Childhood friends Dawn and Jessie were inseparable until Dawn’s family abruptly moved. Almost nine years later, Jessie is a dancer in Portland with hopes of being selected for the Ballet des Arts professional company. Dawn, meanwhile, is extremely intelligent but plagued by mysterious blackouts, from which she often awakens far from home, covered in dirt and blood, with no memory of what transpired. Between fruitless visits to specialists, the 17-year-old conducts scientific experiments on herself to try and understand what is happening to her. When Jessie learns her old friend lives nearby, the girls reconnect. As Dawn’s episodes become more frequent, Jessie risks her own future by performing in an experimental ballet that forces her to tap into raw, unconstrained emotions. By embracing their animalistic side, both girls undergo liberating transformations that allow them to shed the restrictive expectations of society. Keyser draws upon her own background in dance and biology to create authentic protagonists, whose complicated family lives add further dimension to the narrative. It is a book of contrast and counterpoint, where scientific methodology accompanies nature’s unpredictability, and the beauty of ballet exists as a result of grueling rehearsals. Lines blur as the story develops, save for the knife-sharp ferocity of two young women locked in an empowering duet that declares, “I am bigger than the skin that holds me.” —Julia Smith

From Kirkus Reviews:

Two teenage girls fight for their dreams and their sanity in this intense novel about the pressures society places on women to be perfect.Dawn, a 17-year-old white girl, copes with mysterious fugue states while enrolled in a prestigious online school program that guarantees her a spot in next year’s Stanford freshman class; her former best friend Jessie, also white, dances in an elite Portland, Oregon, ballet school from which only two students will be selected to join the company. Unraveling the mystery behind the girls’ broken friendship is part of the novel’s driving force.

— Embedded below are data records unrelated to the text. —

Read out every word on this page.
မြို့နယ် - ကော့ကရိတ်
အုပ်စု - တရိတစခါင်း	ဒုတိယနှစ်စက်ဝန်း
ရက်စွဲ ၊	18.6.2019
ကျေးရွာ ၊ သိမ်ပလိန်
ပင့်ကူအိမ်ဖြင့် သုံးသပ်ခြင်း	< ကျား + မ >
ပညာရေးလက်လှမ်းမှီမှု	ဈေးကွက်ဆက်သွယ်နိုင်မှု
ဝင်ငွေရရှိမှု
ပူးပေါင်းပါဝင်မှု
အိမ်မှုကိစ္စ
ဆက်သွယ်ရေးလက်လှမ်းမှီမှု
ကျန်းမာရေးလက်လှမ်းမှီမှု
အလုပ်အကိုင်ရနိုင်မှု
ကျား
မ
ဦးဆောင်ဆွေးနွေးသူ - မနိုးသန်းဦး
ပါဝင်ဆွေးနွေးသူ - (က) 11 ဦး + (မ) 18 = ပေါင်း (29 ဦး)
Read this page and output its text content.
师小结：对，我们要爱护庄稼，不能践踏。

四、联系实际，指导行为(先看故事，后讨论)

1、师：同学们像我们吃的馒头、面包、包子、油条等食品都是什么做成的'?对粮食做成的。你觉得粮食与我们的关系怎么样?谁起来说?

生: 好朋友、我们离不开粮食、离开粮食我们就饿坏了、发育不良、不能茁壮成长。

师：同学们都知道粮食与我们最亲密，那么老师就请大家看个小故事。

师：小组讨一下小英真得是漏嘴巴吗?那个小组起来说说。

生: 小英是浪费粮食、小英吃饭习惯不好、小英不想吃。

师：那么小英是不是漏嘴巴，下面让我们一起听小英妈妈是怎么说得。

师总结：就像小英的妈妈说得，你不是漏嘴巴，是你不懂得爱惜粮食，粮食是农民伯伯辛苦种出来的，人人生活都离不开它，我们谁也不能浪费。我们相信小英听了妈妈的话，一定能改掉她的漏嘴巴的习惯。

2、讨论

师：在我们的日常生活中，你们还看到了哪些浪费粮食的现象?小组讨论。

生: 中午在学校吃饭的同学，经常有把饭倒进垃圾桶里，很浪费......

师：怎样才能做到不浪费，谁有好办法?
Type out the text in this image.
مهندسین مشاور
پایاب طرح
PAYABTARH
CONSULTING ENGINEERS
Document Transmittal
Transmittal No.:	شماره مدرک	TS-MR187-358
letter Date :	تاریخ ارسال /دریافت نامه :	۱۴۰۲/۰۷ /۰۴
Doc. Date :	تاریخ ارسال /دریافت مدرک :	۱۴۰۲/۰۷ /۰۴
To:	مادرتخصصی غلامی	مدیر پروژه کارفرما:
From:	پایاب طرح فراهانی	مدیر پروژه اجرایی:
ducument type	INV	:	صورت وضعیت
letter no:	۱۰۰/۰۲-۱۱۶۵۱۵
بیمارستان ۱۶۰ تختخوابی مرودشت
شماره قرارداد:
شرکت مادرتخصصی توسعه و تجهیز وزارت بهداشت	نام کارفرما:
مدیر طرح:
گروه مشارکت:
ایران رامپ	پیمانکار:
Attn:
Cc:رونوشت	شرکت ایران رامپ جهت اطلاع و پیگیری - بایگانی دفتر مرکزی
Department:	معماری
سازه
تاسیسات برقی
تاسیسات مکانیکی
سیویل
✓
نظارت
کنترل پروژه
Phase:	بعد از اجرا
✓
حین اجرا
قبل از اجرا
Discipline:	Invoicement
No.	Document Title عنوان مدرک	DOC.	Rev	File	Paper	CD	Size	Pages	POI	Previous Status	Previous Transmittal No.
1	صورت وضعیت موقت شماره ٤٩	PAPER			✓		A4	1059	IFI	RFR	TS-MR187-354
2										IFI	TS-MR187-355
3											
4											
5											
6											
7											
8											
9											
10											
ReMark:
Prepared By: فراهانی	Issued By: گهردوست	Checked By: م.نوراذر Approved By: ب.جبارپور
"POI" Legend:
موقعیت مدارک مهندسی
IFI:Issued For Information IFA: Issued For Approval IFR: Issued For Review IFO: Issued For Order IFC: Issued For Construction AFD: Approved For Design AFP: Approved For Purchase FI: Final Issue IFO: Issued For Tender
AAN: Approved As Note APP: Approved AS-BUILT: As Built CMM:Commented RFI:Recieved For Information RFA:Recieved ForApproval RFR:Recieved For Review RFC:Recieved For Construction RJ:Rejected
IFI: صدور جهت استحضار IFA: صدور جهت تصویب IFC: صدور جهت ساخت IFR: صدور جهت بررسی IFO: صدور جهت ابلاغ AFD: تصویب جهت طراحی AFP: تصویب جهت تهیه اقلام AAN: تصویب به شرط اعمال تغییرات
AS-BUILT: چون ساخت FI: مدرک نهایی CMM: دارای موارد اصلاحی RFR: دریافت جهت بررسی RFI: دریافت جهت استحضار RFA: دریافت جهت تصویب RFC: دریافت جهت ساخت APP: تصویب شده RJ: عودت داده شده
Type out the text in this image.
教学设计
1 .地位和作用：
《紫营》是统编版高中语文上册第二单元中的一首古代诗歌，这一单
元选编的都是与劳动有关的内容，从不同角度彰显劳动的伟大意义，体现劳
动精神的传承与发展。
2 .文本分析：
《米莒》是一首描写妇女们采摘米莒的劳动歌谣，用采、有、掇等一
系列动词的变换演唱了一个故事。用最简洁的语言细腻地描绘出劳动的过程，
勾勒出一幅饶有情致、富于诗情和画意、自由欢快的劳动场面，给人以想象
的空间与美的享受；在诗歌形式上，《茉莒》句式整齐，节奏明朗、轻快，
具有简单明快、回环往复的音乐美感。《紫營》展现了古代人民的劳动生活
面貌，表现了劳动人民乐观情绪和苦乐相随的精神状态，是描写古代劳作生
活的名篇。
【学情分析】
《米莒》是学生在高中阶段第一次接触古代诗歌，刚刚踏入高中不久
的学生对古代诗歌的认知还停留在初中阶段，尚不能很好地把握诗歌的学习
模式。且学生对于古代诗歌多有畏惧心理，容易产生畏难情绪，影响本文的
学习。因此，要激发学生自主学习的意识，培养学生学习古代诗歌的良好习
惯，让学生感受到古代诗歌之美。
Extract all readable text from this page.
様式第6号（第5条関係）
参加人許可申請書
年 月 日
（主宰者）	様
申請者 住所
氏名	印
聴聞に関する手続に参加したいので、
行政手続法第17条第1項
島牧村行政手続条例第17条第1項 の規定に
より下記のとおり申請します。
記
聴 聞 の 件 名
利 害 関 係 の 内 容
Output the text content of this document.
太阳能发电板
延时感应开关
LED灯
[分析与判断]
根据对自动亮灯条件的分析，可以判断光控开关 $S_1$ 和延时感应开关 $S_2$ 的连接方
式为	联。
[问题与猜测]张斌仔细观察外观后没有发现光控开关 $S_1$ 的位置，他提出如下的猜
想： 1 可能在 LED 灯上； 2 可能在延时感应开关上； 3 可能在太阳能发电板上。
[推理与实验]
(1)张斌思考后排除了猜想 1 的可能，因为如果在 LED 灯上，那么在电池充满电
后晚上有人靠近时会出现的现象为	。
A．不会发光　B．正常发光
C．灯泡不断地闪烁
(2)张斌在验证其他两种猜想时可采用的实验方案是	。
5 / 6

Keyser uses animal imagery in both protagonists’ alternating narratives to focus attention on the ways that society simultaneously exalts and denigrates women’s bodies. The girls’ hypervisibility and physical vulnerability is omnipresent, from the street-level windows through which male passers-by lasciviously watch the ballerinas perform to the impersonal manner in which doctors discuss Dawn’s body in an effort to diagnose her. The narrative is appropriately dark, but the intensity of the physical imagery that juxtaposes human desire for control and animal primitiveness occasionally feels forced rather than the organic product of teenage thought and situations. The short, clipped sentence structure occasionally makes the girls sound too similar despite their differing personalities. A novel that despite its flaws viscerally evokes struggles of modern teenagers in a brutally authentic manner.